Perhaps the most infamous Irish surname entombed in our language is Lynch. Many men have been suggested as the progenitor for this term that refers to extrajudicial hanging. The first person on whose behalf claims have been made was James Lynch Fitzstephen, a 15th century mayor of Galway, Ireland. According to legend, Lynch was forced to hang his own son, a convicted murderer. Adherents to this tale are at pains to explain why Lynch and not Fitzstephen survived as the eponym, and why it took several more centuries until the word lynchpermeated our language. Most etymologists credit a Captain William Lynch (1742-1820) who served with the Virginia militia and presided over a tribunal whose mandate was to rid his county of undesirables that had heretofore eluded the authorities. Lynch and his vigilantes became known as lynch-men and their methods were dubbed lynch’s law.
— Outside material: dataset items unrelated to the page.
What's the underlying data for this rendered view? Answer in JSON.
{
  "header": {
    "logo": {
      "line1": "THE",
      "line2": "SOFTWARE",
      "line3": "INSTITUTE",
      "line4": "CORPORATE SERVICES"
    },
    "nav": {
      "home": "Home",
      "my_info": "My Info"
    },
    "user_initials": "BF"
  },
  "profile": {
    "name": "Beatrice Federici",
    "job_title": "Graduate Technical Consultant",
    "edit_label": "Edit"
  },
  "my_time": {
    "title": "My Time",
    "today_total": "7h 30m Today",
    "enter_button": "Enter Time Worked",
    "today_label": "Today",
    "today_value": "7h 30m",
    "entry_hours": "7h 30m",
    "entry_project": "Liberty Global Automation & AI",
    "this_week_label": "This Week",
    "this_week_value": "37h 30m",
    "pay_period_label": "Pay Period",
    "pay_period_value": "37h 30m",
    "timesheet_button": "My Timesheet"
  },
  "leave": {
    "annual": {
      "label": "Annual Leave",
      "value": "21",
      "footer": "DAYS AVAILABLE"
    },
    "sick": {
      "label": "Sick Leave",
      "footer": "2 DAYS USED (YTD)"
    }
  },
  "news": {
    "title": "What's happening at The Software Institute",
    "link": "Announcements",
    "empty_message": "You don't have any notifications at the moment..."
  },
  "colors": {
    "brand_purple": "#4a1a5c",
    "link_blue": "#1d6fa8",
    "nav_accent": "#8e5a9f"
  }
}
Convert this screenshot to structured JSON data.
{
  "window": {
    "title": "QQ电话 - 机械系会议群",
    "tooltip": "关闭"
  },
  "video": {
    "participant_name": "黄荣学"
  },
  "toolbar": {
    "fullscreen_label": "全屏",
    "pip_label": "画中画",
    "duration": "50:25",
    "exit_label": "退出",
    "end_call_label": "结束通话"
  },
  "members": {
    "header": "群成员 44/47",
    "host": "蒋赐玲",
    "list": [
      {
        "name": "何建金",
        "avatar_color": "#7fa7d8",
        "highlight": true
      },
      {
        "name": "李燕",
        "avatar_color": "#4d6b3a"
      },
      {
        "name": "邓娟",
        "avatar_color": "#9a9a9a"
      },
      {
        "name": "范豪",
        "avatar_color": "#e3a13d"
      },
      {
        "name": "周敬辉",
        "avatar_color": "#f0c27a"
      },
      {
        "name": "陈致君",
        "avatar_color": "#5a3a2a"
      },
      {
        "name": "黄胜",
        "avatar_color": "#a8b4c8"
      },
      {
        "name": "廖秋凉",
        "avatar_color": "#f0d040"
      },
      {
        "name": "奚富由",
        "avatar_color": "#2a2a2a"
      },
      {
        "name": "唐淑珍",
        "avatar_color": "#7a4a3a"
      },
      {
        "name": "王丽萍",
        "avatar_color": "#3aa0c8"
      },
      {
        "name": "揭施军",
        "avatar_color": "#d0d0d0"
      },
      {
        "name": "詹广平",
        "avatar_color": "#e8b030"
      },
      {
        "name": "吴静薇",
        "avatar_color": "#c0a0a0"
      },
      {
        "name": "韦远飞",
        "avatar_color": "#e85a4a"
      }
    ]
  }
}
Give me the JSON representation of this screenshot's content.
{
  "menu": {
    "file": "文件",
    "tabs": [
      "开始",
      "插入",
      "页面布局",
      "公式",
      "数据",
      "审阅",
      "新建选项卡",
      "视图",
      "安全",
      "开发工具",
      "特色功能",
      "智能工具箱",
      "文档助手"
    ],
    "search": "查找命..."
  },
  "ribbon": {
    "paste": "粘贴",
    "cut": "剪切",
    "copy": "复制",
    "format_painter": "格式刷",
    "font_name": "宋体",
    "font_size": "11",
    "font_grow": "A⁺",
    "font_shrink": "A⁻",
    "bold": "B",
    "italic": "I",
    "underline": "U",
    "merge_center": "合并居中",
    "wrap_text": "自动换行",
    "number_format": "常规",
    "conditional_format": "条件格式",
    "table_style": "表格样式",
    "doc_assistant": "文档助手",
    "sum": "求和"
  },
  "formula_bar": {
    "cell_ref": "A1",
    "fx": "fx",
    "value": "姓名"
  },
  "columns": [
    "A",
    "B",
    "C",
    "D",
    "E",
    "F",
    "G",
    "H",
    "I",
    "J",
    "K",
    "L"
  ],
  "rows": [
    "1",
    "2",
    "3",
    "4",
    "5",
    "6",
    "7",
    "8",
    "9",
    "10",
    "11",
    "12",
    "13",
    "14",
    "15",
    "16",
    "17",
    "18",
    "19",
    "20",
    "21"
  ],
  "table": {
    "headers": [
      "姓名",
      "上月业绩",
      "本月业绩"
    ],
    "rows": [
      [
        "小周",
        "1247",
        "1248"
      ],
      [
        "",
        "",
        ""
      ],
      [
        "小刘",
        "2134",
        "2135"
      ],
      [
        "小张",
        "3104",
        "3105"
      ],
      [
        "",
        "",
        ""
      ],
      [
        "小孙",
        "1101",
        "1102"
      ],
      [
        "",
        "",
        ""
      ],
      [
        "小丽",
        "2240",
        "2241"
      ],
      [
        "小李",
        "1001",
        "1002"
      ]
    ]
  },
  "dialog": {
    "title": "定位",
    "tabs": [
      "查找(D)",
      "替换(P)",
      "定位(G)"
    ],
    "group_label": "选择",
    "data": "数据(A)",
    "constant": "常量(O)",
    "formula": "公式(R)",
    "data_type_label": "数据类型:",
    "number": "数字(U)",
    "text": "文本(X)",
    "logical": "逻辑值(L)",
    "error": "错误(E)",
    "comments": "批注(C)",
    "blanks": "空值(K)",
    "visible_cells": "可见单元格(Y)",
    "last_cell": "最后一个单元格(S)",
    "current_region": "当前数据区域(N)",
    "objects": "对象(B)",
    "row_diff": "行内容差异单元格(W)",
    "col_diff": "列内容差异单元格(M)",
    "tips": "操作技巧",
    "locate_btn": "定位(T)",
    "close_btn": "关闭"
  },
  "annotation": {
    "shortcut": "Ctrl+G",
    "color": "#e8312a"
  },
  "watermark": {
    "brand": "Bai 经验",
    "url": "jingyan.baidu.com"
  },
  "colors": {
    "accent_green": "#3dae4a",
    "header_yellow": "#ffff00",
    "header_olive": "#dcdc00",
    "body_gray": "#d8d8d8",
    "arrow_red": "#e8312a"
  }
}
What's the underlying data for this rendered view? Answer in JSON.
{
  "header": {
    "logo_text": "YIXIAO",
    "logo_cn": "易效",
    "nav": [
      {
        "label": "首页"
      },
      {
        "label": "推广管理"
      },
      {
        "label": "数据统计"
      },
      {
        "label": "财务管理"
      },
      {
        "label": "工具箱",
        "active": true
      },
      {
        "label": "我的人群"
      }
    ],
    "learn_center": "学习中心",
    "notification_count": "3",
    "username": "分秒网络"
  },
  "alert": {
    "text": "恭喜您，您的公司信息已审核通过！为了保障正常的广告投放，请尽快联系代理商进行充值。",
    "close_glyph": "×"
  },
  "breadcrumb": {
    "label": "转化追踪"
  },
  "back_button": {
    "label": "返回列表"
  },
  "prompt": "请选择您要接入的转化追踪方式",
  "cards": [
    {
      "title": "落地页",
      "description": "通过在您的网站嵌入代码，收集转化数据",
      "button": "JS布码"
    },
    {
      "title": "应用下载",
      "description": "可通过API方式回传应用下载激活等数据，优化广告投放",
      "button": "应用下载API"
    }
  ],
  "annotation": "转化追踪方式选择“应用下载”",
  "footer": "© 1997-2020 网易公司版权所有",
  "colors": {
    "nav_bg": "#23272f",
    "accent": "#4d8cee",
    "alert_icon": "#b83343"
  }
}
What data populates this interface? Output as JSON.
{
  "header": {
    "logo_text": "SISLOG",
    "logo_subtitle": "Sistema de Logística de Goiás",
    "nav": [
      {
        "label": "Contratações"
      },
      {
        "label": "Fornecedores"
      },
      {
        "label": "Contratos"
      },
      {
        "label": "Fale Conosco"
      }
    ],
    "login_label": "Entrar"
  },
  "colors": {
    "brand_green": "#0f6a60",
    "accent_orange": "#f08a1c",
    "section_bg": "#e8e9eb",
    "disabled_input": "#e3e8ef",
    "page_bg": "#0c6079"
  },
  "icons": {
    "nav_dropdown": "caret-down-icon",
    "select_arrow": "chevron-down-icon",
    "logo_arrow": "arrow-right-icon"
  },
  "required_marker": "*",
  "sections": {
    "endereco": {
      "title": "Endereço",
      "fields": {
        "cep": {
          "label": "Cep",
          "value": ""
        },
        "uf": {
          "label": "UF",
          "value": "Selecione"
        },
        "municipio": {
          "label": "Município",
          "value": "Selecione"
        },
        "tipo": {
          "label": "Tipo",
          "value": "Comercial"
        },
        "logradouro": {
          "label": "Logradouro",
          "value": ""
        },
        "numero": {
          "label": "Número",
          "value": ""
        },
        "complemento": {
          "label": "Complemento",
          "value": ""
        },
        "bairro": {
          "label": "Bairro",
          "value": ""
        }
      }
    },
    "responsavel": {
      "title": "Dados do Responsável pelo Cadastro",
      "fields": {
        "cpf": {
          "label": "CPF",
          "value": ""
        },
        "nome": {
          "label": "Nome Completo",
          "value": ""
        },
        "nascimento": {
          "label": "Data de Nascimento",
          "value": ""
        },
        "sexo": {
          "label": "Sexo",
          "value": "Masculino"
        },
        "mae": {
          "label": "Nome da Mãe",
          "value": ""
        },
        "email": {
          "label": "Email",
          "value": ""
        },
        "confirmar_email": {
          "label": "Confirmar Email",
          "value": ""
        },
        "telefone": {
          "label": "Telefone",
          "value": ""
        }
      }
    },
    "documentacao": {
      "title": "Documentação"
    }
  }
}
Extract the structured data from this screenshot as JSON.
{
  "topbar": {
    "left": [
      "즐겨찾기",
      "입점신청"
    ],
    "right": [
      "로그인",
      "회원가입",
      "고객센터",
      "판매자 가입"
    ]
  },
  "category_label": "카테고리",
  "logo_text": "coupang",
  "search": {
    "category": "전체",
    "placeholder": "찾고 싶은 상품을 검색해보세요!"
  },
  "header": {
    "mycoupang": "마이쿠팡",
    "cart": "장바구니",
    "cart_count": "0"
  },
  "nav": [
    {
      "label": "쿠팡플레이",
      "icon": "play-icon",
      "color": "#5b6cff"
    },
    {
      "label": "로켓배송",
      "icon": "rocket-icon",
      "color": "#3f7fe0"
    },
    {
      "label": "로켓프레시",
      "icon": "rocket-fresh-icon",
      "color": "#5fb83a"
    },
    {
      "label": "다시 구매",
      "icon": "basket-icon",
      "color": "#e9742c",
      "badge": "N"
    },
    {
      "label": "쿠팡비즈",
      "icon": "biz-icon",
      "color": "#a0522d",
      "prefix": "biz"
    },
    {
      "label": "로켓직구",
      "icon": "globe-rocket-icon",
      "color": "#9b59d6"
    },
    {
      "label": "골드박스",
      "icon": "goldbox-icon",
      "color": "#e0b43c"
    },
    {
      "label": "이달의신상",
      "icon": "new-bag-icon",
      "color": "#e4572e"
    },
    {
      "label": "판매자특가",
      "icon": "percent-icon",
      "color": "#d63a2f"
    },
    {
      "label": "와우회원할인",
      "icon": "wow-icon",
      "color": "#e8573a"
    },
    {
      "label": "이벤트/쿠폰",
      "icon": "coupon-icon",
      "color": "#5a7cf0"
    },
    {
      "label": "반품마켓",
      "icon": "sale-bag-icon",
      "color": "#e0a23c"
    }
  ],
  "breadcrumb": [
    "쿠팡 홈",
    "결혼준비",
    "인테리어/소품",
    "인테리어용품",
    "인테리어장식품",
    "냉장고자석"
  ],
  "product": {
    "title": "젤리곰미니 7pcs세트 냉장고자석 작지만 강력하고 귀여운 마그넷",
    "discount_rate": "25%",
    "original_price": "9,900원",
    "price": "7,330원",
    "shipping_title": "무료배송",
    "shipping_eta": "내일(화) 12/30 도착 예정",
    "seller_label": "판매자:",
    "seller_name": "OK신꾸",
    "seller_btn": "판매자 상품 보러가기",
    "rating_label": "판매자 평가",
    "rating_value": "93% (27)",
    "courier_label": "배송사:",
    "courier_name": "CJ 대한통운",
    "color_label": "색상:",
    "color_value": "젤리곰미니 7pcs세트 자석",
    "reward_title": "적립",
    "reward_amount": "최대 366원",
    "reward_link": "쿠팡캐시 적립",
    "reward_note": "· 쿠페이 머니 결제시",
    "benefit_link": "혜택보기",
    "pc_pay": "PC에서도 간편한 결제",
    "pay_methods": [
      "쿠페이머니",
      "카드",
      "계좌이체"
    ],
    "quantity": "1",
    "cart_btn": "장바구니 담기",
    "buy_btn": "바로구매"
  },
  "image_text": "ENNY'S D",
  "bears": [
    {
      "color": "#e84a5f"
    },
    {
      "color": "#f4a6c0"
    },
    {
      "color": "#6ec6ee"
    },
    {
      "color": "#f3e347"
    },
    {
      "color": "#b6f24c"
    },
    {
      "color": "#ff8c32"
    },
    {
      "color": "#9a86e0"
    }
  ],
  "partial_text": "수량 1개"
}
By 1836, the verb lynch had acquired its current meaning of hanging by mob action without legal sanction.

Although not the most fecund family, the Boycotts enjoy the distinction of providing a word for the refusal to deal with a person or a business firm not only in English but also in Dutch, French, German, Russian and Indonesian. Captain Charles Cunningham Boycott was the land agent for the estates of the Earl of Erne in County Mayo, Ireland. When Boycott raised the rents in 1880, the tenants raised the roof. Local stores refused to sell to him and militant protestors destroyed his property and cut off his food supply. Eventually Boycott was forced to flee to England, but as a small consolation his name was on its way to being immortalized.
Two other Irish surnames that have found a place in our language are Mulligan which can refer to a potpourri stew or an illegal shot in golf, and Mullarkey which appears to have been corrupted into the word “malarkey.” The word “hooligan” appears to have a provenance from an Irish family, but etymologists are divided on the original progenitor. The OED says that the word first appears in print in daily newspaper police- court reports in the summer of 1898. Several accounts of the rise of the word, purporting to be based on first-hand evidence, attribute it to a misunderstanding or perversion of Hooley or Hooley's gang, but no positive confirmation of this has been discovered. The name Hooligan figured in a music-hall song of the eighteen-nineties, which described the doings of a rowdy Irish family, and a comic Irish character of the name appeared in a series of adventures in Funny Folks, a British comic book.

In any case, whether you’re a Murphy or a Hooligan, or just an Irish wannabe, enjoy St. Patrick’s Day.

Howard Richler's latest book is Strange Bedfellows: The Private Lives of Words.